Os Conselhos do Chico

Há vários anos que é assim. Quando a inquietação me assalta de rompante e não consigo encontrar uma explicação lógica para compreender ou tentar explicar esse acontecimento, ou até mesmo quando não encontro uma explicação lógica para explicar algo que se está a passar no mundo, pego nos meus discos do Chico para ali encontrar a explicação. É impossível não conseguir achar a resposta nos Conselhos do Chico. A obra do Chico é tão vasta, tão genial, tão sublime, tão humana ao ponto de crer que o Chico não é do século passado, não é deste século e não é dos próximos – é um ser transcendente a todos nós que vive noutra era, muito mais avançada – é outra forma, é outra matéria. É um ser que foi enviado para nos ensinar a saber como lutar. Nós é que somos ao lado dele gente tola na lufa-lufa que são os nossos dias, metidos quase sempre nas nossas vidas mundanas, nas nossas eternas insatisfações, no nosso esforço abnegado para querer mais deste mundo quando o mundo não nos quer dar mais nada.


O Chico é esse ser que domina tudo, que tudo nos ensina. Ensina com mestria o amor e o humor, as paixões como a mais bonita forma de arte que podemos executar neste mundo, a amizade, a coragem, a força que está no nosso interior, mesmo quando cremos que não a temos e que não somos capazes, a lealdade, a força do carácter, a mesquinhez e a pequenez daqueles que diariamente nos tentam derrubar. O Chico é como um pai. Carrega-nos ao colo para nos embalar. Ajuda-nos a levantar quando mais precisamos. Explica-nos a realidade deste mundo cruel. Ajuda-nos lado a lado a derrubar todos os tiranos que encontramos durante esta nossa caminhada. E depois disso tudo, o Chico, olha para nós, olhos nos olhos, com aquela pose de príncipe encantador, com aquela afabilidade de gentlemen, com aquele ar de Maradona do Mundo, sorri e despede-se.
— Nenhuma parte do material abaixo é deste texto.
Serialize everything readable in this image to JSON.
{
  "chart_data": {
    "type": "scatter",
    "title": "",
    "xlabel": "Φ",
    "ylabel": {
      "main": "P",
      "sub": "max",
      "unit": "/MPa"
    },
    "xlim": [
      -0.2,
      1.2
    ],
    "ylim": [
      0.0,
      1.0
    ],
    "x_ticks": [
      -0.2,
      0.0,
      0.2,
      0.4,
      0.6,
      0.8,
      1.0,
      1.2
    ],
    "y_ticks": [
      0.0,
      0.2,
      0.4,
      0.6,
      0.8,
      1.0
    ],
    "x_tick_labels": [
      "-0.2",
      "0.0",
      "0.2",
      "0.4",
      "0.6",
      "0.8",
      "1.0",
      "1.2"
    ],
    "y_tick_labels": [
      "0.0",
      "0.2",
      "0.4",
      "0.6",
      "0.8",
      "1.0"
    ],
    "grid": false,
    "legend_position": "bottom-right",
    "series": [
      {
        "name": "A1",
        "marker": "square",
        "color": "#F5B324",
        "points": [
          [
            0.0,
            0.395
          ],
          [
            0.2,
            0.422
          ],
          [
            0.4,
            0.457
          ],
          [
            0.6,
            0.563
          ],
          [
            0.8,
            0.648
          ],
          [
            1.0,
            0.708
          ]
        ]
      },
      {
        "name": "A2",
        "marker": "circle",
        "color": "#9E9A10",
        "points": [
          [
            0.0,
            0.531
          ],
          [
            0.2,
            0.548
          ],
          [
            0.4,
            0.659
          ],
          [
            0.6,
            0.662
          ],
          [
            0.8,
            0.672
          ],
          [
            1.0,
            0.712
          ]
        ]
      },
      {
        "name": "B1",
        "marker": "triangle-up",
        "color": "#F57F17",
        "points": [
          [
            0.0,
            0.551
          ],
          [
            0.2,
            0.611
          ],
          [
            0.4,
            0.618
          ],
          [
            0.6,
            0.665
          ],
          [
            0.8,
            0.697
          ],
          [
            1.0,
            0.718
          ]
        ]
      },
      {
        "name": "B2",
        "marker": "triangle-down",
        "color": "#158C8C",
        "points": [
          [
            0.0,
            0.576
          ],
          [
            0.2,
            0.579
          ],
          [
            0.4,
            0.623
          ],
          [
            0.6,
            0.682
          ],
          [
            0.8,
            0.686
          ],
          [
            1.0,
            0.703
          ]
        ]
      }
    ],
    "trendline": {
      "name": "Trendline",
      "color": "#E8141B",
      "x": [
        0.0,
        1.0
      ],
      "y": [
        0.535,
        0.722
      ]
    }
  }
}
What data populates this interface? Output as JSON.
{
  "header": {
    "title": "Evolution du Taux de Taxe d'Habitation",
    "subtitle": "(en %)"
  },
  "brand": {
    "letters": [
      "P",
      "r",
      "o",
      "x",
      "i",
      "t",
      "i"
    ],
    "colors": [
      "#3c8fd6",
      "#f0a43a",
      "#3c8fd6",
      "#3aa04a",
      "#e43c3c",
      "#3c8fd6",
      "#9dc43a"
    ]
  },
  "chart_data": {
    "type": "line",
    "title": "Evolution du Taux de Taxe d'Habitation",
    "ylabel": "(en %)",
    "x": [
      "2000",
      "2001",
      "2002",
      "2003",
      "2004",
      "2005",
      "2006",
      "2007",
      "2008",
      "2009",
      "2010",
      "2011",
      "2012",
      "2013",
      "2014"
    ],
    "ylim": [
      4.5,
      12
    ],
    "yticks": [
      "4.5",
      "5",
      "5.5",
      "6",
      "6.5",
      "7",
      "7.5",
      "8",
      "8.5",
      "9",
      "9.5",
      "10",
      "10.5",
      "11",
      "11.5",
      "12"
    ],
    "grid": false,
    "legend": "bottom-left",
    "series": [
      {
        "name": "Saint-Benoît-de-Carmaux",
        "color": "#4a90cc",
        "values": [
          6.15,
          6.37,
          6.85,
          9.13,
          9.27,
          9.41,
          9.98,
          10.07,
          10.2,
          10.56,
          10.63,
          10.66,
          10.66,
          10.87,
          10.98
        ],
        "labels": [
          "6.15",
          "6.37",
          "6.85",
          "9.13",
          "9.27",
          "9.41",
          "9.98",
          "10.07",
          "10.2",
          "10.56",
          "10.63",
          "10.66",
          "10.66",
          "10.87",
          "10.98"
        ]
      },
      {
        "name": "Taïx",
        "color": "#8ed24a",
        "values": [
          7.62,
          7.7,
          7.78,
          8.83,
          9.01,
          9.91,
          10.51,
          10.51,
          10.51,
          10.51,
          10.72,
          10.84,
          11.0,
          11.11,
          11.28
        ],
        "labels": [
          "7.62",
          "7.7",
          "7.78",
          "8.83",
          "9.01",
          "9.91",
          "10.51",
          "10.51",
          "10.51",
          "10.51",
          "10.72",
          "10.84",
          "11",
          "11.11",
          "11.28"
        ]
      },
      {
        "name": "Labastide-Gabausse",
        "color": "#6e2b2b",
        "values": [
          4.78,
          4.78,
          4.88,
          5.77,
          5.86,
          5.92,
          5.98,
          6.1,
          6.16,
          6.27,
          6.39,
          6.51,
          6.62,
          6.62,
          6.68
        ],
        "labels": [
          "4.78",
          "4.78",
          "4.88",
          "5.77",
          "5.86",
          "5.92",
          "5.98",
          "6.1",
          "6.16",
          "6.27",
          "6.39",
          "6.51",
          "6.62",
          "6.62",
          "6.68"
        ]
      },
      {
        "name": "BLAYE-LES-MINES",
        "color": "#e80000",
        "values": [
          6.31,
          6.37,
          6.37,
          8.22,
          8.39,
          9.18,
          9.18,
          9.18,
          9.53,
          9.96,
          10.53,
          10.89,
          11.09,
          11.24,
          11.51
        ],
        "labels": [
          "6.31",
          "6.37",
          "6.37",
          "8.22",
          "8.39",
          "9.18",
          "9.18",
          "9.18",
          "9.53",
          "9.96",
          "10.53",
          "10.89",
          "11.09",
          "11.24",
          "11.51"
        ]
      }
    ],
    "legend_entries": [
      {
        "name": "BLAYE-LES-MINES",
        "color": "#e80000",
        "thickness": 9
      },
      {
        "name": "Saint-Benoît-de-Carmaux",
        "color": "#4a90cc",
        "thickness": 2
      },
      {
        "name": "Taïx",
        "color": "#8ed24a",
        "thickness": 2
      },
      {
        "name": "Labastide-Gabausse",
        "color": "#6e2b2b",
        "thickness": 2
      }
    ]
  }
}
Afasta de mim esse Cálice. O cálice da mediocridade. Dos que se conformam. Dos que se refugiam nas frases feitas do conservadorismo. Dos que se calam quando são oprimidos. Dos que se contentam com o mundo consumista moderno. Dos que fraca figura fazem quando defendem os opressores. Dos que vendem a alma ao diabo. Dos que se corrompem e dos que se deixam corromper. Dos fracos de espírito.